Monday 3 February 2020

Urban densification is bad for the planet


We're told, aren't we, that building more densely in our cities will be great for the environment. Cramming everybody into a smaller space means more bikes, more walking, more public transport and fewer of those terrible, evil cars. With the result that, hey presto, all our carbon footprints are ever so much smaller.

Hang on a minute though...



Hmmm. This graph comes from a study by the Australian Conservation Foundation and, echoing similar studies from Chicago and elsewhere, it shows that transport - all those cars - isn't the bad boy you think it is when it comes to our carbon footprint. High-rise, apartment living itself generates a per capita carbon footprint 50% higher than is the case for suburban living. Even with a higher impact from using the car, suburbs are less environmentally damaging than dense urban environments. And this is without us even trying to reduce its footprint.

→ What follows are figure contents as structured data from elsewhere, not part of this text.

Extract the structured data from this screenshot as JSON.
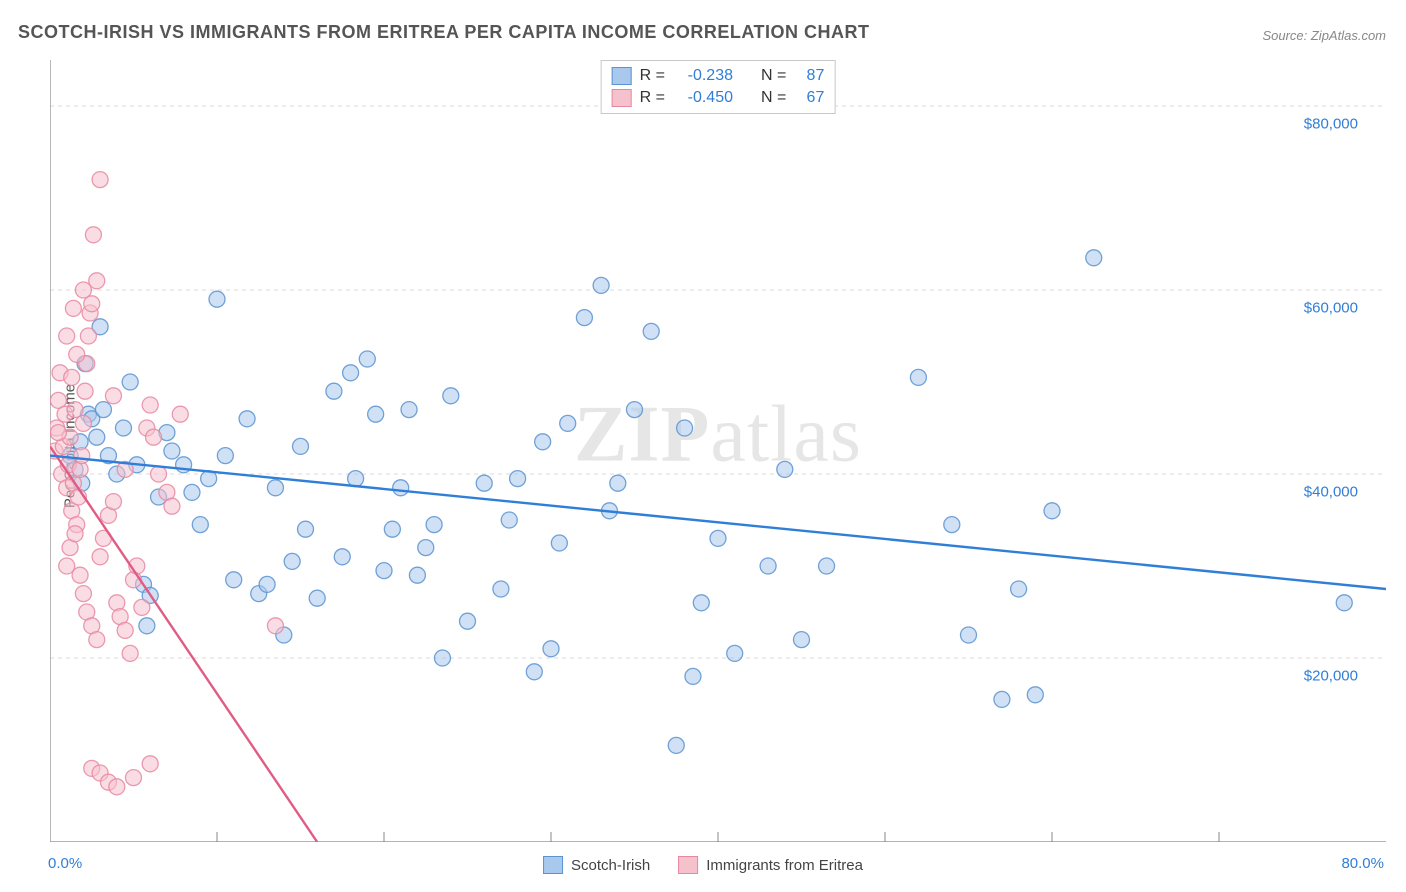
{
  "title": "SCOTCH-IRISH VS IMMIGRANTS FROM ERITREA PER CAPITA INCOME CORRELATION CHART",
  "source_label": "Source: ZipAtlas.com",
  "watermark": {
    "bold": "ZIP",
    "rest": "atlas"
  },
  "y_axis_label": "Per Capita Income",
  "chart": {
    "type": "scatter",
    "xlim": [
      0,
      80
    ],
    "ylim": [
      0,
      85000
    ],
    "x_min_label": "0.0%",
    "x_max_label": "80.0%",
    "y_ticks": [
      20000,
      40000,
      60000,
      80000
    ],
    "y_tick_labels": [
      "$20,000",
      "$40,000",
      "$60,000",
      "$80,000"
    ],
    "x_tick_positions": [
      10,
      20,
      30,
      40,
      50,
      60,
      70
    ],
    "grid_color": "#d8d8d8",
    "axis_color": "#888888",
    "background_color": "#ffffff",
    "marker_radius": 8,
    "marker_opacity": 0.55,
    "line_width": 2.4
  },
  "series": [
    {
      "name": "Scotch-Irish",
      "fill_color": "#a9c8ed",
      "stroke_color": "#5b93d0",
      "line_color": "#2f7ed8",
      "R": "-0.238",
      "N": "87",
      "trend": {
        "x1": 0,
        "y1": 42000,
        "x2": 80,
        "y2": 27500
      },
      "points": [
        [
          1.2,
          42000
        ],
        [
          1.5,
          40500
        ],
        [
          1.8,
          43500
        ],
        [
          1.9,
          39000
        ],
        [
          2.1,
          52000
        ],
        [
          2.3,
          46500
        ],
        [
          2.5,
          46000
        ],
        [
          2.8,
          44000
        ],
        [
          3.0,
          56000
        ],
        [
          3.2,
          47000
        ],
        [
          3.5,
          42000
        ],
        [
          4.0,
          40000
        ],
        [
          4.4,
          45000
        ],
        [
          4.8,
          50000
        ],
        [
          5.2,
          41000
        ],
        [
          5.6,
          28000
        ],
        [
          5.8,
          23500
        ],
        [
          6.0,
          26800
        ],
        [
          6.5,
          37500
        ],
        [
          7.0,
          44500
        ],
        [
          7.3,
          42500
        ],
        [
          8.0,
          41000
        ],
        [
          8.5,
          38000
        ],
        [
          9.0,
          34500
        ],
        [
          9.5,
          39500
        ],
        [
          10.0,
          59000
        ],
        [
          10.5,
          42000
        ],
        [
          11.0,
          28500
        ],
        [
          11.8,
          46000
        ],
        [
          12.5,
          27000
        ],
        [
          13.0,
          28000
        ],
        [
          13.5,
          38500
        ],
        [
          14.0,
          22500
        ],
        [
          14.5,
          30500
        ],
        [
          15.0,
          43000
        ],
        [
          15.3,
          34000
        ],
        [
          16.0,
          26500
        ],
        [
          17.0,
          49000
        ],
        [
          17.5,
          31000
        ],
        [
          18.0,
          51000
        ],
        [
          18.3,
          39500
        ],
        [
          19.0,
          52500
        ],
        [
          19.5,
          46500
        ],
        [
          20.0,
          29500
        ],
        [
          20.5,
          34000
        ],
        [
          21.0,
          38500
        ],
        [
          21.5,
          47000
        ],
        [
          22.0,
          29000
        ],
        [
          22.5,
          32000
        ],
        [
          23.0,
          34500
        ],
        [
          23.5,
          20000
        ],
        [
          24.0,
          48500
        ],
        [
          25.0,
          24000
        ],
        [
          26.0,
          39000
        ],
        [
          27.0,
          27500
        ],
        [
          27.5,
          35000
        ],
        [
          28.0,
          39500
        ],
        [
          29.0,
          18500
        ],
        [
          29.5,
          43500
        ],
        [
          30.0,
          21000
        ],
        [
          30.5,
          32500
        ],
        [
          31.0,
          45500
        ],
        [
          32.0,
          57000
        ],
        [
          33.0,
          60500
        ],
        [
          33.5,
          36000
        ],
        [
          34.0,
          39000
        ],
        [
          35.0,
          47000
        ],
        [
          36.0,
          55500
        ],
        [
          37.5,
          10500
        ],
        [
          38.0,
          45000
        ],
        [
          38.5,
          18000
        ],
        [
          39.0,
          26000
        ],
        [
          40.0,
          33000
        ],
        [
          41.0,
          20500
        ],
        [
          43.0,
          30000
        ],
        [
          44.0,
          40500
        ],
        [
          45.0,
          22000
        ],
        [
          46.5,
          30000
        ],
        [
          52.0,
          50500
        ],
        [
          54.0,
          34500
        ],
        [
          55.0,
          22500
        ],
        [
          57.0,
          15500
        ],
        [
          58.0,
          27500
        ],
        [
          59.0,
          16000
        ],
        [
          60.0,
          36000
        ],
        [
          62.5,
          63500
        ],
        [
          77.5,
          26000
        ]
      ]
    },
    {
      "name": "Immigrants from Eritrea",
      "fill_color": "#f5c1cd",
      "stroke_color": "#e788a1",
      "line_color": "#e05c85",
      "R": "-0.450",
      "N": "67",
      "trend": {
        "x1": 0,
        "y1": 43000,
        "x2": 16,
        "y2": 0
      },
      "points": [
        [
          0.3,
          42500
        ],
        [
          0.4,
          45000
        ],
        [
          0.5,
          48000
        ],
        [
          0.6,
          51000
        ],
        [
          0.7,
          40000
        ],
        [
          0.8,
          43000
        ],
        [
          0.9,
          46500
        ],
        [
          1.0,
          38500
        ],
        [
          1.1,
          41000
        ],
        [
          1.2,
          44000
        ],
        [
          1.3,
          36000
        ],
        [
          1.4,
          39000
        ],
        [
          1.5,
          47000
        ],
        [
          1.6,
          34500
        ],
        [
          1.7,
          37500
        ],
        [
          1.8,
          40500
        ],
        [
          1.9,
          42000
        ],
        [
          2.0,
          45500
        ],
        [
          2.1,
          49000
        ],
        [
          2.2,
          52000
        ],
        [
          2.3,
          55000
        ],
        [
          2.4,
          57500
        ],
        [
          2.5,
          58500
        ],
        [
          2.6,
          66000
        ],
        [
          2.8,
          61000
        ],
        [
          3.0,
          72000
        ],
        [
          1.0,
          30000
        ],
        [
          1.2,
          32000
        ],
        [
          1.5,
          33500
        ],
        [
          1.8,
          29000
        ],
        [
          2.0,
          27000
        ],
        [
          2.2,
          25000
        ],
        [
          2.5,
          23500
        ],
        [
          2.8,
          22000
        ],
        [
          3.0,
          31000
        ],
        [
          3.2,
          33000
        ],
        [
          3.5,
          35500
        ],
        [
          3.8,
          37000
        ],
        [
          4.0,
          26000
        ],
        [
          4.2,
          24500
        ],
        [
          4.5,
          23000
        ],
        [
          4.8,
          20500
        ],
        [
          5.0,
          28500
        ],
        [
          5.2,
          30000
        ],
        [
          5.5,
          25500
        ],
        [
          5.8,
          45000
        ],
        [
          6.0,
          47500
        ],
        [
          6.2,
          44000
        ],
        [
          6.5,
          40000
        ],
        [
          7.0,
          38000
        ],
        [
          7.3,
          36500
        ],
        [
          7.8,
          46500
        ],
        [
          2.5,
          8000
        ],
        [
          3.0,
          7500
        ],
        [
          3.5,
          6500
        ],
        [
          4.0,
          6000
        ],
        [
          5.0,
          7000
        ],
        [
          6.0,
          8500
        ],
        [
          1.0,
          55000
        ],
        [
          1.3,
          50500
        ],
        [
          1.6,
          53000
        ],
        [
          1.4,
          58000
        ],
        [
          2.0,
          60000
        ],
        [
          13.5,
          23500
        ],
        [
          4.5,
          40500
        ],
        [
          3.8,
          48500
        ],
        [
          0.5,
          44500
        ]
      ]
    }
  ],
  "stats_legend": {
    "R_label": "R =",
    "N_label": "N ="
  },
  "bottom_legend_labels": [
    "Scotch-Irish",
    "Immigrants from Eritrea"
  ]
}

All this reminds us that, far from eating beef and driving cars being the biggest culprits in terms of energy use, heating or cooling our homes is the baddie. And not only is our individual footprint bigger (largely as a result of unshared accommodation and the lack of families in dense urban environments) there's also that huge additional cost dubbed "operational" - everything from street lighting and traffic management through to lifts and managing communal areas in apartment blocks. The idea that cramming us all together is good for the planet doesn't stack up.

Despite this (and despite denisification being bad for health, congestion and housing affordability) we are still wedded to the idea of ever more dense cities and to the denigration of suburbs as ugly, planet-killing, car-choked hell holes. Time to change.